Obviously, this isn't a one-size fits all solution. But even per your numbers, the vast majority (80%) of American's don't live in rural areas. The solutions I mentioned are the biggest bang for the buck because they are the most broadly applicable.

Even for those that do live in rural communities, this isn't an intractable situation with no possibility of improving. First of all, many rural communities existed before the invention of the automobile. They began as compact towns centered around the train station. Nearly all of them have lost passenger rail access, but places like Germany, Austria, and Switzerland show that this need not be the case.
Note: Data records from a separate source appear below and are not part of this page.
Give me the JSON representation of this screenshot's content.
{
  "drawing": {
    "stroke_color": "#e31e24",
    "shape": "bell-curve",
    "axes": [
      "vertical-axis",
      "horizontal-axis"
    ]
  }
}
Traditional community planning would allow many people to accomplish daily tasks within town without a car, even if one was used to travel outside of town.

Second, fewer people should be living an hour away from their job in an urban center, and nobody should be forced to. It must be affordable and convenient for everyone to live close enough to their job so as to enable them to easily get there without a car, but this is not a problem that can be solved overnight.

Third, we must invest in an effort to install fiber optic internet access in these communities, in a 21st century repeat of the Rural Electrification program of the 20th century. Remote work is a vital lifeline to stave off the steady decline of population in rural areas.

Rural communities face several existential threats, climate change is just one of them. Hopefully there can be some synergy among solutions that will make these communities more resilient in every dimension, not just climate.